By Rick Pastore  – Senior Director & IT Research Advisor at The Hackett Group

There are three main conditions that undermine a business function’s operational agility – cultural resistance to change, environmental complexity and, to a much lesser extent, skill deficiencies. Agility is the ability to perceive and respond to changes in business need with rapid decision making and execution. It has become a competitive necessity for companies and a must-have for IT organizations that want to be valued business partners. A new study by The Hackett Group identified the top agility inhibitors and validated what we suspected – agility is poor in IT and other business services functions (finance, HR, procurement). One reason is that IT is almost exclusively trying to improve by reducing complexity; it is doing next to nothing to change its culture.

Of 42 improvement practices assessed by the study, those aligned with the “human capital” component of service delivery were among the most effective. But not for IT. Although these practices address cultural resistance head-on,  IT organizations utilize them least, and have relatively poor results when they do adopt these practices, compared with their peers in HR, finance, etc. Essentially, IT is leaving people and culture out if its quest for agility.

Consider the list of IT’s Top 10 most effective practices for improving agility (below, left), and the inhibitors they target. IT’s best practices primarily address various types of complexity. The list on the right are the most effective practices for our survey respondents overall. Contrasted with IT’s Top 10, it has twice the number of human capital practices, and doubles the focus on culture change.

Source: Agile Operating Model Survey, The Hackett Group, 2019

Why aren’t staffing practices like cross-training programs and behavior role models working for IT? It could be that IT needs coaching. HR functions are applying these practices more effectively to increase their own agile operations.
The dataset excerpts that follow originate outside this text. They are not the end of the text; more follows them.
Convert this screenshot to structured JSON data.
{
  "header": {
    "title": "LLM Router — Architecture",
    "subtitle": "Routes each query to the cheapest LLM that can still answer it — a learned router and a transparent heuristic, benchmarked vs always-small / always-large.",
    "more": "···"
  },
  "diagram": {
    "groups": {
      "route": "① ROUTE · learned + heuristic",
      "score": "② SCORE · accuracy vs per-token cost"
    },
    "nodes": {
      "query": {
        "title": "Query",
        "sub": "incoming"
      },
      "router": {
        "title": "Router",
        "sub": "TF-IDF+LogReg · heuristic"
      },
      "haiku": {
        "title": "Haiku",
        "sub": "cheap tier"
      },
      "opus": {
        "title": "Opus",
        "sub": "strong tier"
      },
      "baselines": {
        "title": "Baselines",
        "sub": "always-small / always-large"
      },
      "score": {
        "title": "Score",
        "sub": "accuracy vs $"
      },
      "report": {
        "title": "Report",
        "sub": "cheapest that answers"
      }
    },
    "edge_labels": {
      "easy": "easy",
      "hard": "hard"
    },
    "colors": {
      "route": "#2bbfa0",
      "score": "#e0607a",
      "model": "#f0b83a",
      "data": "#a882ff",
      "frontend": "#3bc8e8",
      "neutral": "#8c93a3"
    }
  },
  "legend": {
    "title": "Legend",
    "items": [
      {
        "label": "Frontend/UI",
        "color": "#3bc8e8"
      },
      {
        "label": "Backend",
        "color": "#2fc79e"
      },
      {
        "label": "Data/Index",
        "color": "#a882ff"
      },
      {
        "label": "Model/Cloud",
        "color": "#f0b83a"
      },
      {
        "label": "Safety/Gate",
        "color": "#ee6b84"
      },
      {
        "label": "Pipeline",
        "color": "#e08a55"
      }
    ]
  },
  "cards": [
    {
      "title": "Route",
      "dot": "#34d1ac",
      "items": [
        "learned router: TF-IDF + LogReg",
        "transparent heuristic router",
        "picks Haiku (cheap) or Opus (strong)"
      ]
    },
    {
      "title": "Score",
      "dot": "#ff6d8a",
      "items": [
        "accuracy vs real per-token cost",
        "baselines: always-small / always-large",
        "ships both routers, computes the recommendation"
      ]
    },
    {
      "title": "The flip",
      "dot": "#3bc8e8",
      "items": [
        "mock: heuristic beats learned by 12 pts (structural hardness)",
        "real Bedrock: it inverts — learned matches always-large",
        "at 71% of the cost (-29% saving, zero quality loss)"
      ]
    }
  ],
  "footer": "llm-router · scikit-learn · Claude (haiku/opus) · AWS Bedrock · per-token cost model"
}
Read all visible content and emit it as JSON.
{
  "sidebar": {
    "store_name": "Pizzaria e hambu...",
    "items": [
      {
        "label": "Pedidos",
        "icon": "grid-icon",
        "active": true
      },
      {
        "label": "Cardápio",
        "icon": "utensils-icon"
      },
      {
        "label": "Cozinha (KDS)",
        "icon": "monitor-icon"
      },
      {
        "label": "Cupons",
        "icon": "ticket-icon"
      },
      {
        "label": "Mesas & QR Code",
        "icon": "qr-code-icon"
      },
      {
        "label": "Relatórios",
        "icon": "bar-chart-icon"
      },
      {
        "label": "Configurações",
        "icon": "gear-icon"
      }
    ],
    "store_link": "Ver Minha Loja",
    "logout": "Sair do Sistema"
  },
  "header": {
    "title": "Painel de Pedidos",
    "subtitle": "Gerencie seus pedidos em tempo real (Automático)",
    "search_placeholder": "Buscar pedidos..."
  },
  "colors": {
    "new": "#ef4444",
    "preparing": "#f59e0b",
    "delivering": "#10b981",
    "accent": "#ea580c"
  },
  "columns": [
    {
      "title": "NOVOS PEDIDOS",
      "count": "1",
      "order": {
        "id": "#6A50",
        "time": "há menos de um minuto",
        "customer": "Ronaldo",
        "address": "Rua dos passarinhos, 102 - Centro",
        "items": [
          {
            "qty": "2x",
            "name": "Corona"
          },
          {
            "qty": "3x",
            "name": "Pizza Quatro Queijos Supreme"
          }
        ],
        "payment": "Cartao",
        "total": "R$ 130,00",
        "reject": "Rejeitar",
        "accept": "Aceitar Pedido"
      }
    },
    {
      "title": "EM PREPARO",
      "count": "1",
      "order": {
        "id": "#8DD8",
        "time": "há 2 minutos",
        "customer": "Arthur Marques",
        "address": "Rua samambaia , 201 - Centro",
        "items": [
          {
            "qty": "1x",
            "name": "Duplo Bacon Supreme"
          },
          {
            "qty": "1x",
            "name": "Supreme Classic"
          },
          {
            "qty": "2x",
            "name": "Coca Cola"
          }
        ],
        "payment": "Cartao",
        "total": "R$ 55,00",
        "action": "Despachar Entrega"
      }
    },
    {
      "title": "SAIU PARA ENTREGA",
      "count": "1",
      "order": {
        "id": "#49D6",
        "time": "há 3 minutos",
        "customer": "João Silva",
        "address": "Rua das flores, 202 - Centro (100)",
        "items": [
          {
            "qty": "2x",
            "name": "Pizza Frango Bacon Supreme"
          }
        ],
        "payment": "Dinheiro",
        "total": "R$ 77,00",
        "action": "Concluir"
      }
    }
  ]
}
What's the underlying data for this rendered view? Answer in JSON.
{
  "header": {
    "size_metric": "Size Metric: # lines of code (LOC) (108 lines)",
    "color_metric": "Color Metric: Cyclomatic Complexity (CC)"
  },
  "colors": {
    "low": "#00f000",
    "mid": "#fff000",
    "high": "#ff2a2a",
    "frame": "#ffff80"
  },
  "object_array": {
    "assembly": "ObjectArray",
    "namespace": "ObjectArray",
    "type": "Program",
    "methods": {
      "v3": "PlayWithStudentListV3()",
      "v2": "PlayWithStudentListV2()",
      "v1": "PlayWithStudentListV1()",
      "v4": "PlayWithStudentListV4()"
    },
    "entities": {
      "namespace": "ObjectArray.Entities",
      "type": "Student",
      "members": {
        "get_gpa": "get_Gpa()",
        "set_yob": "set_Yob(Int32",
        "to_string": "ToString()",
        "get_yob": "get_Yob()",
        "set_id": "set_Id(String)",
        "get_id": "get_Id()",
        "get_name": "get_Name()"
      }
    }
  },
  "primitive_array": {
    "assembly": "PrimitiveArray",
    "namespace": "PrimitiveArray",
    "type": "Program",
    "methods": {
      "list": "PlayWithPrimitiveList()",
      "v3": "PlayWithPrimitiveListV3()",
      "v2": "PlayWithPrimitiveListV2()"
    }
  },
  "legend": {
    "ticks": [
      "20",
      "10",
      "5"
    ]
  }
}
Why not have IT turn to them for coaching?

Another contributor to the contrast in effectiveness could be that too few IT organizations are even trying to apply human capital practices. Agile top performers, on the other hand, are much more likely to  use such practices to address cultural resistance. When we compare adoption rates of top performers versus IT, four out of five practices with the widest adoption gaps are staff related (see table below).

Source: Agile Operating Model Survey, The Hackett Group, 2019

Granted, working with people to drive culture change is way more challenging than simplifying infrastructure and processes to reduce complexity. But without accelerated adoption and effective application of these human capital practices, IT agility will continue to be handicapped by cultural resistance. IT can’t afford that if it wants to remain relevant and be seen as a transformative, innovative business partner. My advice is for IT leaders to meet with their HR counterparts and build a plan that fosters acceptance of change and instills an agile culture. Agility won’t happen without the people.